Quickly we’ll flip back over to our installed Chrome app and load that chrome://inspect page.

Huzzah! We’re nearly there! We now only need to click the “inspect” link, which will trigger a pop-up of a very-handy remote debugger, complete with a small rendering of the site.

With our handy swiss-army knife of debugging in our pockets, we’re ready to begin finding the root cause of some common puppeteer issues!

Issue #1: Blank pages rendering

One of the more common issues we see in browserless is blank pages rendering. This is even more jarring especially when the given site works locally, and works just fine. Prior to us having this handy debugger around, we were left with only our wits to guide us, but now that we can see everything we should be able to zero-in on the issue just fine.

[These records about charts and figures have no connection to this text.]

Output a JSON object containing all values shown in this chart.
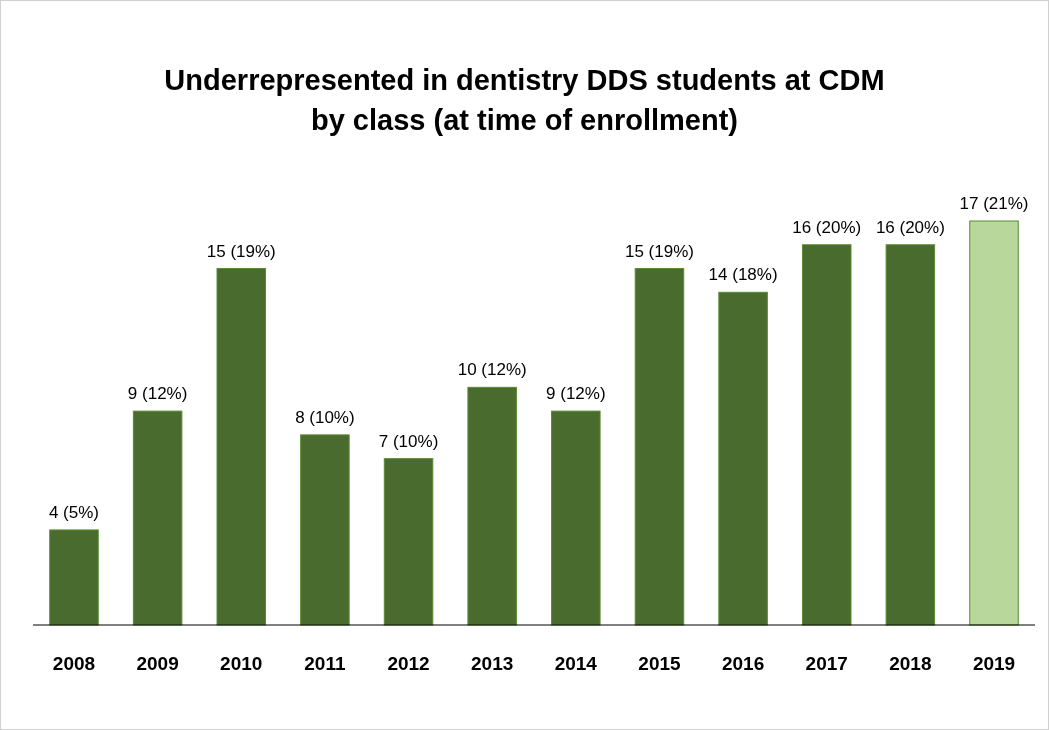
{
  "chart_data": {
    "type": "bar",
    "title": "Underrepresented in dentistry DDS students at CDM\nby class (at time of enrollment)",
    "categories": [
      "2008",
      "2009",
      "2010",
      "2011",
      "2012",
      "2013",
      "2014",
      "2015",
      "2016",
      "2017",
      "2018",
      "2019"
    ],
    "values": [
      4,
      9,
      15,
      8,
      7,
      10,
      9,
      15,
      14,
      16,
      16,
      17
    ],
    "value_labels": [
      "4 (5%)",
      "9 (12%)",
      "15 (19%)",
      "8 (10%)",
      "7 (10%)",
      "10 (12%)",
      "9 (12%)",
      "15 (19%)",
      "14 (18%)",
      "16 (20%)",
      "16 (20%)",
      "17 (21%)"
    ],
    "colors": [
      "#4a6b2e",
      "#4a6b2e",
      "#4a6b2e",
      "#4a6b2e",
      "#4a6b2e",
      "#4a6b2e",
      "#4a6b2e",
      "#4a6b2e",
      "#4a6b2e",
      "#4a6b2e",
      "#4a6b2e",
      "#b8d89b"
    ],
    "tick_labels": "x"
  }
}
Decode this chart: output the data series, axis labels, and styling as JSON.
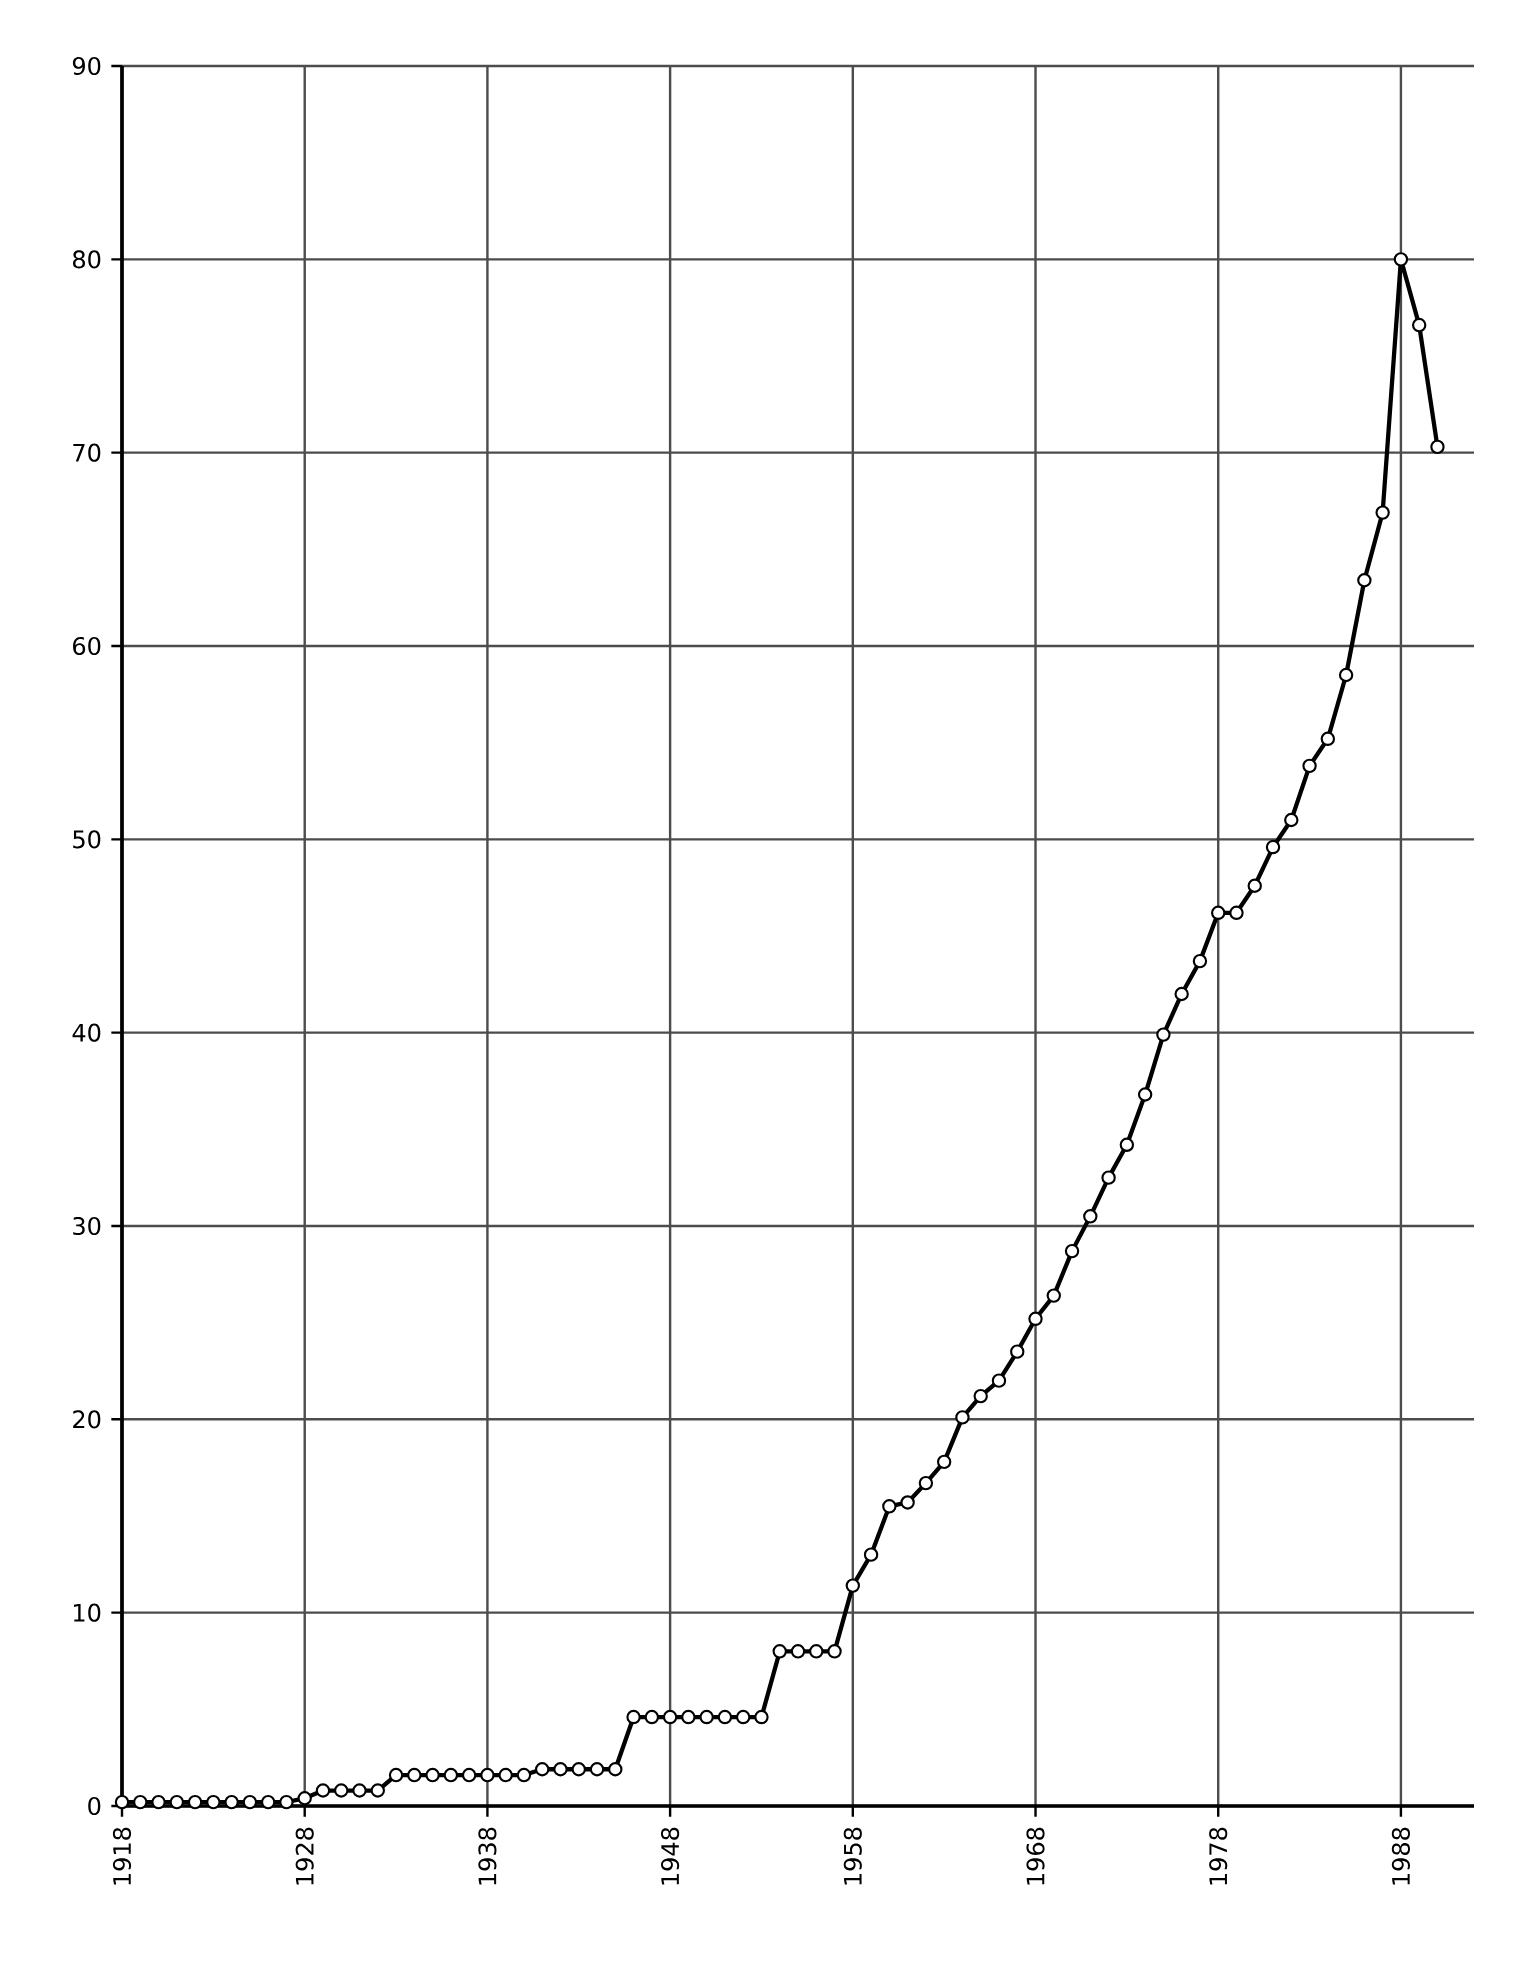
{
  "chart_data": {
    "type": "line",
    "x": [
      1918,
      1919,
      1920,
      1921,
      1922,
      1923,
      1924,
      1925,
      1926,
      1927,
      1928,
      1929,
      1930,
      1931,
      1932,
      1933,
      1934,
      1935,
      1936,
      1937,
      1938,
      1939,
      1940,
      1941,
      1942,
      1943,
      1944,
      1945,
      1946,
      1947,
      1948,
      1949,
      1950,
      1951,
      1952,
      1953,
      1954,
      1955,
      1956,
      1957,
      1958,
      1959,
      1960,
      1961,
      1962,
      1963,
      1964,
      1965,
      1966,
      1967,
      1968,
      1969,
      1970,
      1971,
      1972,
      1973,
      1974,
      1975,
      1976,
      1977,
      1978,
      1979,
      1980,
      1981,
      1982,
      1983,
      1984,
      1985,
      1986,
      1987,
      1988,
      1989,
      1990
    ],
    "series": [
      {
        "color": "#000000",
        "values": [
          0.2,
          0.2,
          0.2,
          0.2,
          0.2,
          0.2,
          0.2,
          0.2,
          0.2,
          0.2,
          0.4,
          0.8,
          0.8,
          0.8,
          0.8,
          1.6,
          1.6,
          1.6,
          1.6,
          1.6,
          1.6,
          1.6,
          1.6,
          1.9,
          1.9,
          1.9,
          1.9,
          1.9,
          4.6,
          4.6,
          4.6,
          4.6,
          4.6,
          4.6,
          4.6,
          4.6,
          8.0,
          8.0,
          8.0,
          8.0,
          11.4,
          13.0,
          15.5,
          15.7,
          16.7,
          17.8,
          20.1,
          21.2,
          22.0,
          23.5,
          25.2,
          26.4,
          28.7,
          30.5,
          32.5,
          34.2,
          36.8,
          39.9,
          42.0,
          43.7,
          46.2,
          46.2,
          47.6,
          49.6,
          51.0,
          53.8,
          55.2,
          58.5,
          63.4,
          66.9,
          80.0,
          76.6,
          70.3
        ]
      }
    ],
    "xlim": [
      1918,
      1992
    ],
    "xticks": [
      1918,
      1928,
      1938,
      1948,
      1958,
      1968,
      1978,
      1988
    ],
    "ylim": [
      0,
      90
    ],
    "yticks": [
      0,
      10,
      20,
      30,
      40,
      50,
      60,
      70,
      80,
      90
    ],
    "grid": true,
    "marker": "circle",
    "line_style": "solid"
  }
}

Revisiting our prior code, let’s adjust it so that we visit the site that’s rendering blank:


// index.js
const puppeteer = require('puppeteer');
async function run() {
    const browser = await puppeteer.launch({
        args: ['--remote-debugging-port=9222'],
    });
    const [ page ] = await browser.pages();
    await page.waitFor(5000); // Give us time to load the debugger
    await page.goto('https://my-blank-site.com');
}
run();

Let’s also get our Chrome devtools running. Don’t worry if you don’t load it in time, you can simply use the built-in address bar and re-enter the URL there to re-navigate. Doing this will allow us to see the request and response inside of the Network tab in case we missed it from our page.goto call.

Now that we have that, we can see what the response from our network call actually is. In the majority of cases it’s an issue with how puppeteer sets the User-Agent, and if we want to continue further we’ll need to set it to an actual agent (Mozilla/5.0 (Macintosh; Intel Mac OS X 10_14_3) AppleWebKit/537.36 (KHTML, like Gecko) Chrome/72.0.3626.109 Safari/537.36 for instance). This might not fix the exact issue for your site in question, so Id’ recommend the following as well:

Launch in non-headless mode. Yes it’s possible for sites to detect this.
Use the stable build of Chrome and not the one that comes with puppeteer.
Finally, read more about browser fingerprinting techniques.

Issue #2: Webfonts not rendering properly

Another issue we’ve seen from time-to-time is webfonts not rendering properly, and namely those loaded from resources like Google Fonts or others. While this can likely be an issue with timing rather than detection (make sure to set your waitUntil to something like networkidle0), the difference between local Chrome and headless can be nuanced.

For instance, requesting the font “Amatic SC” in local Chrome triggers a network request for the woff2 font. However, that same page in headless will issue a request for the ttf variant. While this is just a simple difference in the font format, the edgecases can be pretty spectacular, and can include head-scratchers like the font not even rendering.

The solution here? You guessed it: set a legit user-agent. After doing so, most font services will realize who’s asking for the font and return the appropriate format. Something that’s hard to tell without having our debugger around.

Issue #3: Blank WebGL elements

If you’re looking to export a nice PDF of your dashboard or web-app with visualizations, chances are you’ll eventually run into something that uses WebGL internally. And when you go to export this nice page to a PDF via the page.pdf method, you’ll likely notice some strange blank boxes inside of your app. So, what gives?

Loading up the debugger will allow you to see that actually everything does render properly in the browser — so this one is a bit trickier. If you’re to go a step further and do <canvas>.toDataURL() call you’ll notice that that resulting image is also blank. The fix here? Make sure you always set preserveDrawingBuffer to true. This, for some reason, allows Chrome to be able to render these elements properly inside of a PDF, and our best guess is that it has to do with how Blink interacts with canvas elements.

Summary

Even though we only covered 3 common issues, we hope that this post has helped give you the tools needed to debug your next puppeteer project more quickly. If you are looking to run these scripts in the cloud, give browserless a shot, or even check out the live debugger. In either case you’ll now be well equipped to handle whatever oddities may come your way!